Quando era criança, por volta dos seis anos de idade, Ana ouviu contar pela primeira vez uma história de sereias. Umas viviam em terra, disfarçadas, outras no mar, junto aos remoinhos de água. Dizia-se que as sereias tinham uma força estranha nos olhos, cantando para atrair pescadores e marinheiros, que depois possuíam nos seus palácios encantados no fundo dos mares. As sereias cantavam, com vozes trémulas, fingidamente delicadas, para avaliar a coragem e valentia dos marinheiros, que não resistiam aos seus apelos e se deixavam atrair pelos remoinhos de água. As noites eram de Lua nova, mas havia um manto de claridade pálida e intensa que se derramava sobre o corpo movediço das águas, aureolando as sereias e dando-lhes um ar de anjos desprotegidos.

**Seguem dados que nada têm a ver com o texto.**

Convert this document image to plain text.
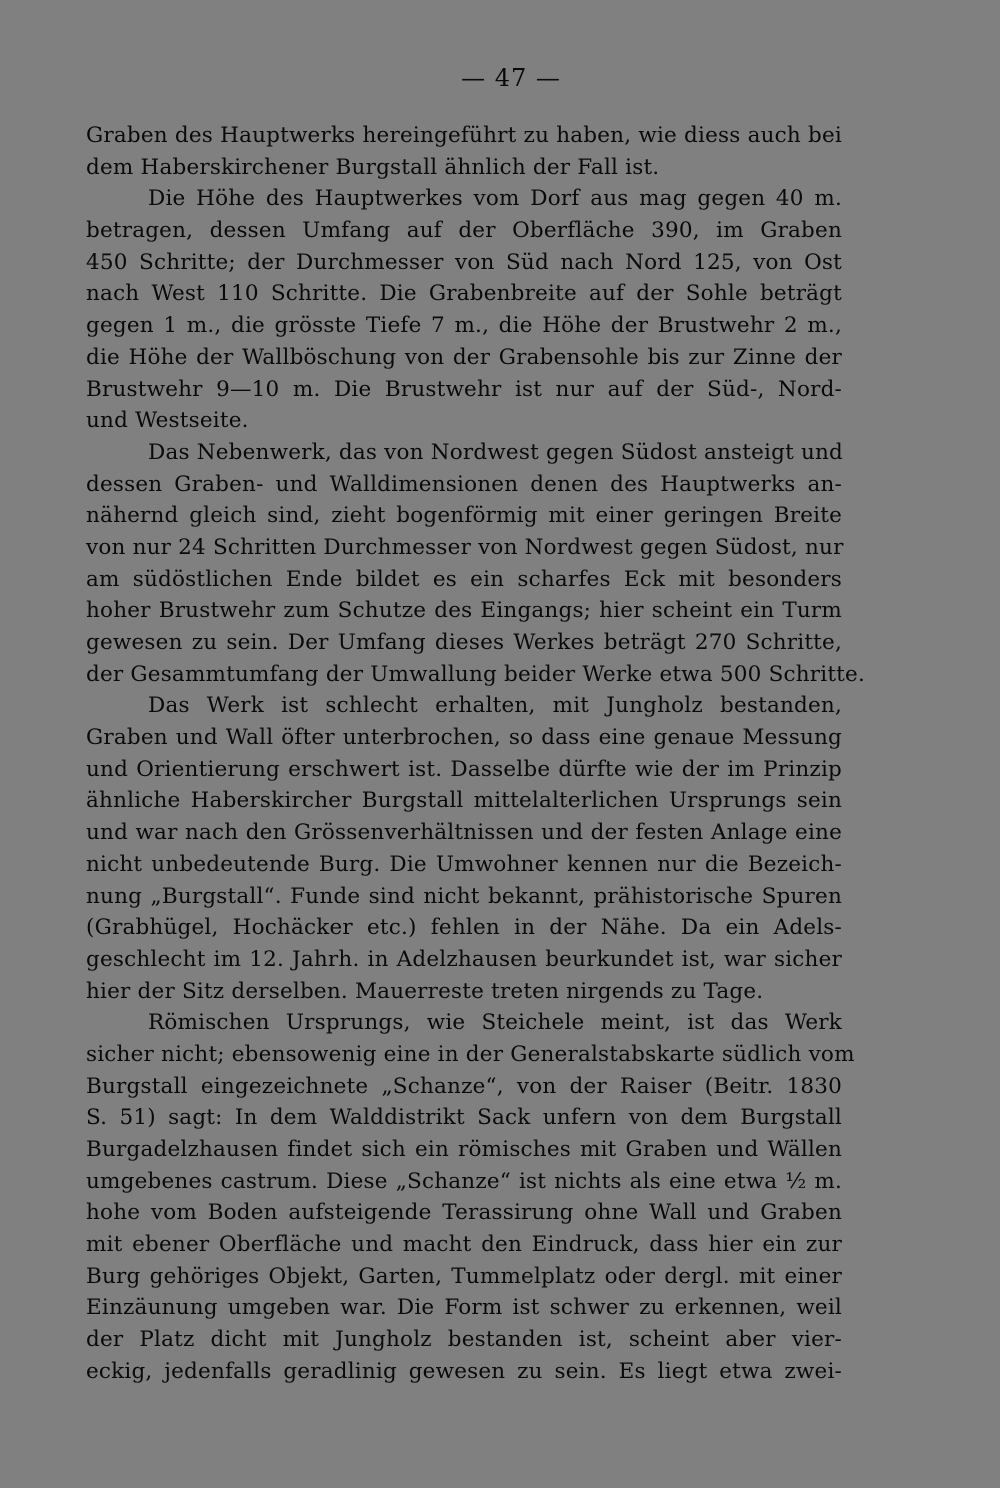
— 47 —
Graben des Hauptwerks hereingeführt zu haben, wie diess auch bei
dem Haberskirchener Burgstall ähnlich der Fall ist.
Die Höhe des Hauptwerkes vom Dorf aus mag gegen 40 m.
betragen, dessen Umfang auf der Oberfläche 390, im Graben
450 Schritte; der Durchmesser von Süd nach Nord 125, von Ost
nach West 110 Schritte. Die Grabenbreite auf der Sohle beträgt
gegen 1 m., die grösste Tiefe 7 m., die Höhe der Brustwehr 2 m.,
die Höhe der Wallböschung von der Grabensohle bis zur Zinne der
Brustwehr 9—10 m. Die Brustwehr ist nur auf der Süd-, Nord-
und Westseite.
Das Nebenwerk, das von Nordwest gegen Südost ansteigt und
dessen Graben- und Walldimensionen denen des Hauptwerks an-
nähernd gleich sind, zieht bogenförmig mit einer geringen Breite
von nur 24 Schritten Durchmesser von Nordwest gegen Südost, nur
am südöstlichen Ende bildet es ein scharfes Eck mit besonders
hoher Brustwehr zum Schutze des Eingangs; hier scheint ein Turm
gewesen zu sein. Der Umfang dieses Werkes beträgt 270 Schritte,
der Gesammtumfang der Umwallung beider Werke etwa 500 Schritte.
Das Werk ist schlecht erhalten, mit Jungholz bestanden,
Graben und Wall öfter unterbrochen, so dass eine genaue Messung
und Orientierung erschwert ist. Dasselbe dürfte wie der im Prinzip
ähnliche Haberskircher Burgstall mittelalterlichen Ursprungs sein
und war nach den Grössenverhältnissen und der festen Anlage eine
nicht unbedeutende Burg. Die Umwohner kennen nur die Bezeich-
nung „Burgstall“. Funde sind nicht bekannt, prähistorische Spuren
(Grabhügel, Hochäcker etc.) fehlen in der Nähe. Da ein Adels-
geschlecht im 12. Jahrh. in Adelzhausen beurkundet ist, war sicher
hier der Sitz derselben. Mauerreste treten nirgends zu Tage.
Römischen Ursprungs, wie Steichele meint, ist das Werk
sicher nicht; ebensowenig eine in der Generalstabskarte südlich vom
Burgstall eingezeichnete „Schanze“, von der Raiser (Beitr. 1830
S. 51) sagt: In dem Walddistrikt Sack unfern von dem Burgstall
Burgadelzhausen findet sich ein römisches mit Graben und Wällen
umgebenes castrum. Diese „Schanze“ ist nichts als eine etwa ½ m.
hohe vom Boden aufsteigende Terassirung ohne Wall und Graben
mit ebener Oberfläche und macht den Eindruck, dass hier ein zur
Burg gehöriges Objekt, Garten, Tummelplatz oder dergl. mit einer
Einzäunung umgeben war. Die Form ist schwer zu erkennen, weil
der Platz dicht mit Jungholz bestanden ist, scheint aber vier-
eckig, jedenfalls geradlinig gewesen zu sein. Es liegt etwa zwei-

Os marinheiros acorriam, desprevenidos, e perdiam-se para sempre nos funis do mar. Desapareciam, engolidos pela vertigem das sereias, que levavam os mais valentes para o segredo dos seus castelos. Os marinheiros gozavam eternamente as delícias das sereias, por entre corredores iluminados e grandes retratos antigos nas paredes plenas de fausto.

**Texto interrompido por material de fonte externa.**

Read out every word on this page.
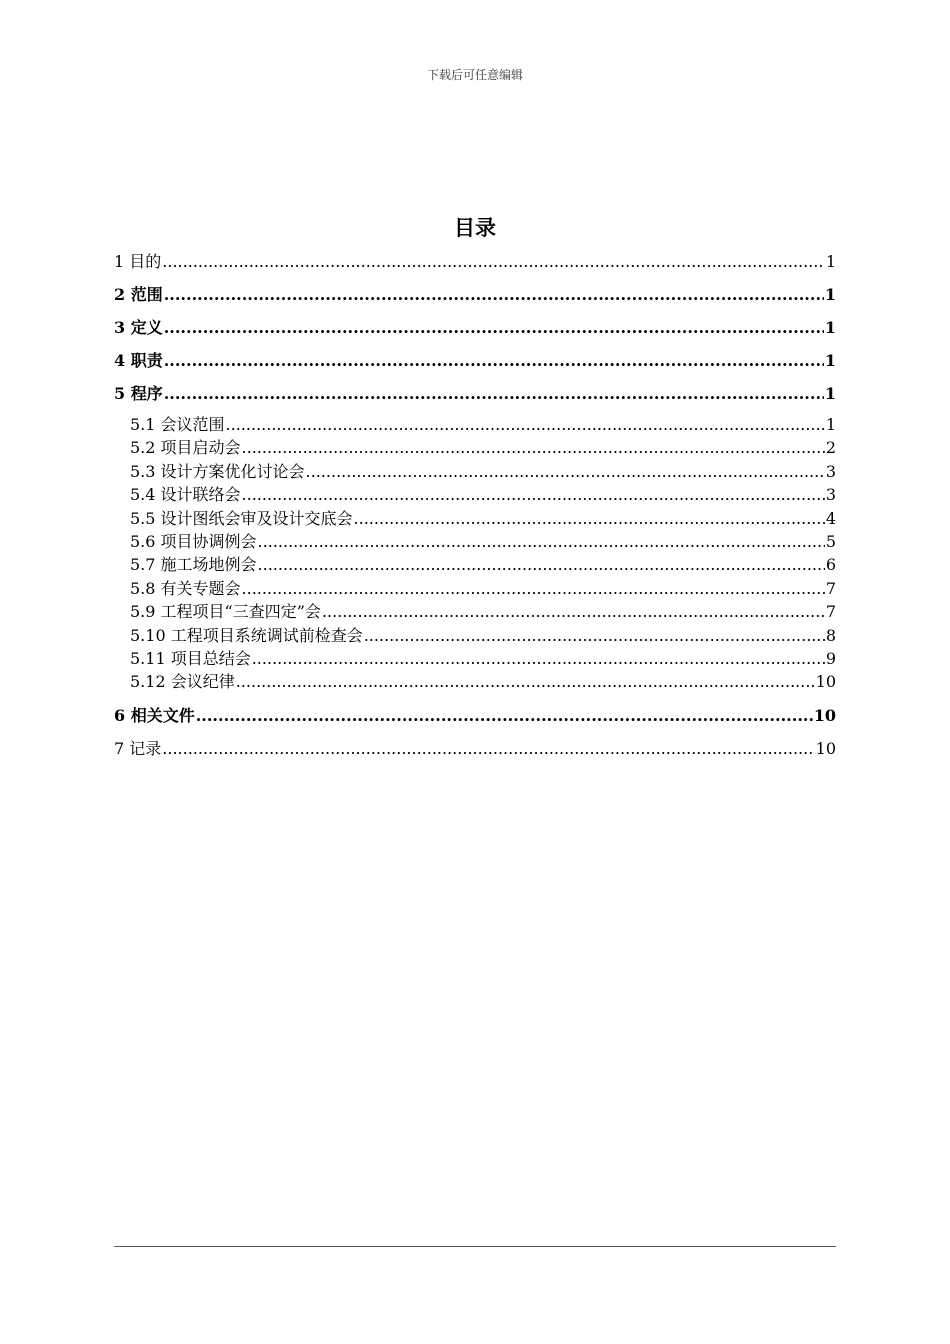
下载后可任意编辑
目录
1 目的 .....	1
2 范围 .....	1
3 定义 .....	1
4 职责 .....	1
5 程序 .....	1
5.1 会议范围 .....	1
5.2 项目启动会 .....	2
5.3 设计方案优化讨论会 .....	3
5.4 设计联络会 .....	3
5.5 设计图纸会审及设计交底会 .....	4
5.6 项目协调例会 .....	5
5.7 施工场地例会 .....	6
5.8 有关专题会 .....	7
5.9 工程项目“三查四定”会 .....	7
5.10 工程项目系统调试前检查会 .....	8
5.11 项目总结会 .....	9
5.12 会议纪律 .....	10
6 相关文件 .....	10
7 记录 .....	10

As sereias enfeitiçavam os homens. Cativavam-nos irremediavelmente. E eles, perdidos de amores por elas, lavavam a terra da memória.

Ana queria descortinar os segredos do mar. Queria penetrar o mistério das sereias. Por isso, juntou-se a um grupo de amigos, todos com cerca de seis ou sete anos de idade. Escolheram os mais valentões e decidiram fazer a experiência, indo à procura das sereias nos remoinhos de água. Construíram um barco de papel e quando veio uma noite de Lua nova atiraram-se ao mar, cheios de sorrisos aventureiros e prontos a deixar-se cativar pelas deusas dos oceanos. Como era a única rapariga do grupo, Ana ia disfarçada de rapaz, com um bigode pintado e os cabelos longos guardados num boné.

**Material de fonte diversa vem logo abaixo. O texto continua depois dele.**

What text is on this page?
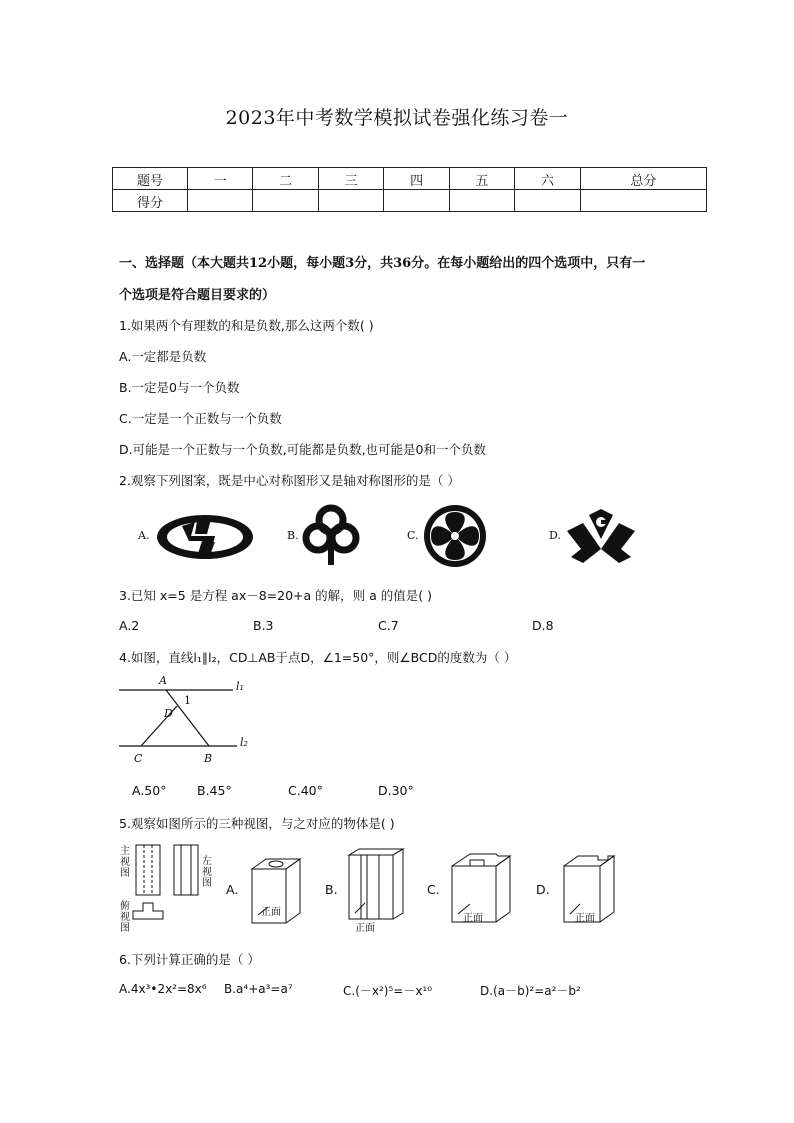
2023年中考数学模拟试卷强化练习卷一
题号	一	二	三	四	五	六	总分
得分							
一、选择题（本大题共12小题，每小题3分，共36分。在每小题给出的四个选项中，只有一
个选项是符合题目要求的）
1.如果两个有理数的和是负数,那么这两个数( )
A.一定都是负数
B.一定是0与一个负数
C.一定是一个正数与一个负数
D.可能是一个正数与一个负数,可能都是负数,也可能是0和一个负数
2.观察下列图案，既是中心对称图形又是轴对称图形的是（ ）
A.	B.	C.	D.
3.已知 x=5 是方程 ax－8=20+a 的解，则 a 的值是( )
A.2	B.3	C.7	D.8
4.如图，直线l₁∥l₂，CD⊥AB于点D，∠1=50°，则∠BCD的度数为（ ）
A	l₁
1
D
l₂
C	B
A.50° B.45°	C.40°	D.30°
5.观察如图所示的三种视图，与之对应的物体是( )
主视图
左视图
俯视图
A.
正面
B.
正面
C.
正面
D.
正面
6.下列计算正确的是（ ）
A.4x³•2x²=8x⁶ B.a⁴+a³=a⁷	C.(－x²)⁵=－x¹⁰	D.(a－b)²=a²－b²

A noite estava calma. O céu redondo e negro. Só se ouvia o rumor do mar. Onde estariam as sereias? Ana e os amigos estavam sós, perdidos, sem bússola nem outros instrumentos de navegação. Tinham partido confiantes no instinto do seu barco de papel. Ana meteu um dedo na água e fez um remoinho, a ver se os palácios das sereias surgiam do mar esverdeado. Mas a sua ideia não resultou. Teriam as sereias adivinhado a farsa e recolhida, assustadas, aos seus castelos? Talvez. Porque as sereias nunca apareceram, mantendo-se ocultas na distância, onde não corria o tempo, nem a dor, felizes, com os seus marinheiros. Ao serem apanhados nos remoinhos de água, os marinheiros soltavam gritos na noite espantada. Davam berros de angústia e desespero. Esperneavam, debatendo-se com a fúria do sal. Com os cabelos espetados de susto, abriam muito os olhos para a claridade nocturna, como os mortos quando surpreendidos pelo movimento dos dias. Por isso, as sereias, esperavam, pacientes, durante tempos sem fim, até que surgisse algum marinheiro que, depois de engolido pelo mar, esqueceria tudo, dor, mulher, noivas, amantes, entregando-se nos braços de quem os amaria para sempre. Ou de quem o devolveria ao mar, caso não gostasse dos seus dotes. Deixando-o navegar, inerte e pálido, como um navio sem comandante ao sabor das correntes.

As sereias vigiavam o mar a toda a hora. Sempre à cata de marinheiros ou pescadores que navegassem nos seus barcos de papel, para os possuir sem limites, com a emoção de quem segue a aventura do sangue num écrã luminoso. O barco desfaz-se no sal. Os remoinhos de água engolem os corpos. O feitiço das sereias vence a distância e entra na imagem, que ganha vida, claridade, movimento. Silêncio. Luz branca.